Table 6 Performance of story type classification
Table 7 Sampling of story type categories and examples

4.5 Limitations and future work

Several challenges were encountered in the analysis we conducted. The dataset necessitated painstaking pre-processing procedures for textual analysis as each fact-checking site had its own rating scale for story validity. Within the same site, because the posts are written by a variety of authors, authors have their own creative ways of expressing story validity. For example, Poynter authors may denote a false claim as “Pants on fire” or “Two Pinocchios”. As with the nature of fact-checking sites which seeks to debunk false claims, the collected data has an overwhelming percentage of False facts, which results in high recall rates for the classifiers constructed in Sect. 4.2. Future work may involve making use of the explanation as true facts to balance the dataset.

Human annotators classify story types based on their inherent knowledge of the situation. In this work, we have enhanced the story information through searching Wikipedia for extracted persons’ names and predefined lists of words for each story type for our BOW classifier. With contextualised vector representations with BERT outperforming BOW classifiers, promising directions involve further enhancing the story information through verified information.

5 Conclusion

In this paper, we examined coronavirus-related fact-checked stories from three well-known fact-checking websites, and automatically characterised the stories into six clusters. We obtain an average accuracy of 87% in supervised classification of story validity.

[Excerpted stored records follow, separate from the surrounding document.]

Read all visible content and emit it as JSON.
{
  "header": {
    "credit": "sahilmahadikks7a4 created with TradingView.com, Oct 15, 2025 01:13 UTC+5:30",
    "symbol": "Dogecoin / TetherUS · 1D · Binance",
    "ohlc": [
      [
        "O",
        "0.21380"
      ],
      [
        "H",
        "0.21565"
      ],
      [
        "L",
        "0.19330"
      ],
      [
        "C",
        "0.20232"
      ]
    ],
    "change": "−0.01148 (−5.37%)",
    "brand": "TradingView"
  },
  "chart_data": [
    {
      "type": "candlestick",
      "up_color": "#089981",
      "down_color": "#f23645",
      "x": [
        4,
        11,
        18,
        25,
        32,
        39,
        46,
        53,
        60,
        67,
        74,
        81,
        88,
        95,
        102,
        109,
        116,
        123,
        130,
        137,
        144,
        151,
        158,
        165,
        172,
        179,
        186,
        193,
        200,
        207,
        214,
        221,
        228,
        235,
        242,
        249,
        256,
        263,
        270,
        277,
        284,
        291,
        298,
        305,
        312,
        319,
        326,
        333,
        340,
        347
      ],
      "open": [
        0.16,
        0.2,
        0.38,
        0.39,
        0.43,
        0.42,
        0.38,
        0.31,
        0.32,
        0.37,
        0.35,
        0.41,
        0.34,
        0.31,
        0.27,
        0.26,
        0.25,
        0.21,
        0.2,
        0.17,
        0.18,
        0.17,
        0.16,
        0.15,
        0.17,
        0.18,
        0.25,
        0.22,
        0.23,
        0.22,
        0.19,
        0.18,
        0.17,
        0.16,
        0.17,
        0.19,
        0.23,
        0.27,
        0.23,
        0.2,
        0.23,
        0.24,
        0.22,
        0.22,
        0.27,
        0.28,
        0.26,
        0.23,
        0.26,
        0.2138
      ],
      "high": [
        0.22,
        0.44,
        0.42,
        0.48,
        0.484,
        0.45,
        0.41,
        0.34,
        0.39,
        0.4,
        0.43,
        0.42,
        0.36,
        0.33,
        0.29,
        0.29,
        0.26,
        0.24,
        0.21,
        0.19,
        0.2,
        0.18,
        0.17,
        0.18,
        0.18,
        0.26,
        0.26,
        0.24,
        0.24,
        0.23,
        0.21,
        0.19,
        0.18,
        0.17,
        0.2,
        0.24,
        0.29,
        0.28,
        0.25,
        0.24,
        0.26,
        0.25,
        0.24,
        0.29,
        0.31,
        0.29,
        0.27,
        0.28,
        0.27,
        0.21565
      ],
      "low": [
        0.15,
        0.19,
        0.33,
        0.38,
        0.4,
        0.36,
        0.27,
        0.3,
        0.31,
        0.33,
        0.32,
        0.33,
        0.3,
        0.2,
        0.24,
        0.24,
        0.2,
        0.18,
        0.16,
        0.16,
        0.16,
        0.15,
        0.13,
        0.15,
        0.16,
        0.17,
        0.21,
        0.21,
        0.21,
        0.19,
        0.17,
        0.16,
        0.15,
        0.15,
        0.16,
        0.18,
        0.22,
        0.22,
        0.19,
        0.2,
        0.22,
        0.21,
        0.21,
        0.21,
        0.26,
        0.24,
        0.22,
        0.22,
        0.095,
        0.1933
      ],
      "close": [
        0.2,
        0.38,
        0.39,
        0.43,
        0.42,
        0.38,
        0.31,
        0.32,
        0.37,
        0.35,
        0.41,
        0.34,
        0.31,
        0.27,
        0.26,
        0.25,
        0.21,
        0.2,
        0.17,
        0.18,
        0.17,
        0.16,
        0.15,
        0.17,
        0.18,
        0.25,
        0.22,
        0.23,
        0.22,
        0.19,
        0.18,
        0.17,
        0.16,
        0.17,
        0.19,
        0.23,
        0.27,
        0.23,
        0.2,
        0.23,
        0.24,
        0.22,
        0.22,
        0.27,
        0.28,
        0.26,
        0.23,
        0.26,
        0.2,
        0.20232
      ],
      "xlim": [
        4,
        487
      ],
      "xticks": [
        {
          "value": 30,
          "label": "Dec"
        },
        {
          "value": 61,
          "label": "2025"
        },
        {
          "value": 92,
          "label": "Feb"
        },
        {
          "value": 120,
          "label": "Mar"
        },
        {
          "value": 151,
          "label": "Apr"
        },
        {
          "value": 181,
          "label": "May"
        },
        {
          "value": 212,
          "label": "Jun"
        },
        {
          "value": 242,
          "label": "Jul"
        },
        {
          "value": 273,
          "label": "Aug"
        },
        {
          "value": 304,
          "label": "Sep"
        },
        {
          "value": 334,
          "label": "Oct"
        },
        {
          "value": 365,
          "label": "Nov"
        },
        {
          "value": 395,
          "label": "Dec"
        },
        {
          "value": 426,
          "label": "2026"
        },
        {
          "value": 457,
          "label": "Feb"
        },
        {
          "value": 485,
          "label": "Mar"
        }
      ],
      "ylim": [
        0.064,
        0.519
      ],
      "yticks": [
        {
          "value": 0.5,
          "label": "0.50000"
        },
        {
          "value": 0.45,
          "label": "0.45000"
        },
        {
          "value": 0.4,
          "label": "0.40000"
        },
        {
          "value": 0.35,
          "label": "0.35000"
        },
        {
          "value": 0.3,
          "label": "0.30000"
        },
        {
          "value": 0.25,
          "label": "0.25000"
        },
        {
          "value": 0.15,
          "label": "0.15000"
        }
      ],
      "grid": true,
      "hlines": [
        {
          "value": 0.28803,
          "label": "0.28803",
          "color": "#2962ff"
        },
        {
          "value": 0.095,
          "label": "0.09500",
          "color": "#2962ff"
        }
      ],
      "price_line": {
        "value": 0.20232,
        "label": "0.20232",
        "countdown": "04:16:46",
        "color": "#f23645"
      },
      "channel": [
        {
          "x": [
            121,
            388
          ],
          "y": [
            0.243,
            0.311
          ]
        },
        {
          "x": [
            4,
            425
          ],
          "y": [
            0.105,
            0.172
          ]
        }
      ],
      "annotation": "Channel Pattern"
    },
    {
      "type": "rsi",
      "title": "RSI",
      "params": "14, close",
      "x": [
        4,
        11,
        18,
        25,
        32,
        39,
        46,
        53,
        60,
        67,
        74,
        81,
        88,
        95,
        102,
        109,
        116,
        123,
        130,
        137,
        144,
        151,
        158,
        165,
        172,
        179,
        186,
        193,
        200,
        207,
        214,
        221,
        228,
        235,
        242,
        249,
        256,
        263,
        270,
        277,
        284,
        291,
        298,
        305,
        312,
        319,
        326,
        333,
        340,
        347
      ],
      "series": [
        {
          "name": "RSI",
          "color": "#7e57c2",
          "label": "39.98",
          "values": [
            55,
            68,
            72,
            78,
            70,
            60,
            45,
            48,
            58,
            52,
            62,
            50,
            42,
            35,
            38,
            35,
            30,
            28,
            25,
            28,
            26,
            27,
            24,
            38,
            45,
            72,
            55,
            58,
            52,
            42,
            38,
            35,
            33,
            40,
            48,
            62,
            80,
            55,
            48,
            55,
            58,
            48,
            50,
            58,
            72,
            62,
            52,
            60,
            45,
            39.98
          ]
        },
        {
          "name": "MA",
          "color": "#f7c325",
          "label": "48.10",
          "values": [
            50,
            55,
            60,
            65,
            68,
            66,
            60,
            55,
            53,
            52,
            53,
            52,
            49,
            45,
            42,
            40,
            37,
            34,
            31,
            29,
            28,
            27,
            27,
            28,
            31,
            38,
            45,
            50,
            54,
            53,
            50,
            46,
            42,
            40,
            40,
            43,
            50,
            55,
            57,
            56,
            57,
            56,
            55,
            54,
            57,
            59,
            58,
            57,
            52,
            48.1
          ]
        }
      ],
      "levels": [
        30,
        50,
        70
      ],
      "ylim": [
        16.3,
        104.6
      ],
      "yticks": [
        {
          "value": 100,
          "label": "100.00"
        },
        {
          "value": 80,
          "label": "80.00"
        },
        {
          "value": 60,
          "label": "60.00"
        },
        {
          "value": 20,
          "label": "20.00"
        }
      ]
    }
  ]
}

By comparing BERT embeddings of the stories across sites, PoltiFact and Poynter has the highest amount of similarity in stories. We further characterised story clusters into more granular story types determined by human annotators, and extended the classification technique to match tweets with misinformation, demonstrating an approach where the same algorithm can be used for classifying different media. Story type classification results perform best when trained on the same medium, of which at least one-third of the data were manually annotated. Contextualised BERT vector representations outperforms a classifier that augments stories with additional information. Our framework correctly classified an average of 59% and 43% stories and tweets respectively, which is 4.5 and 2.7 times more accurate than random baseline.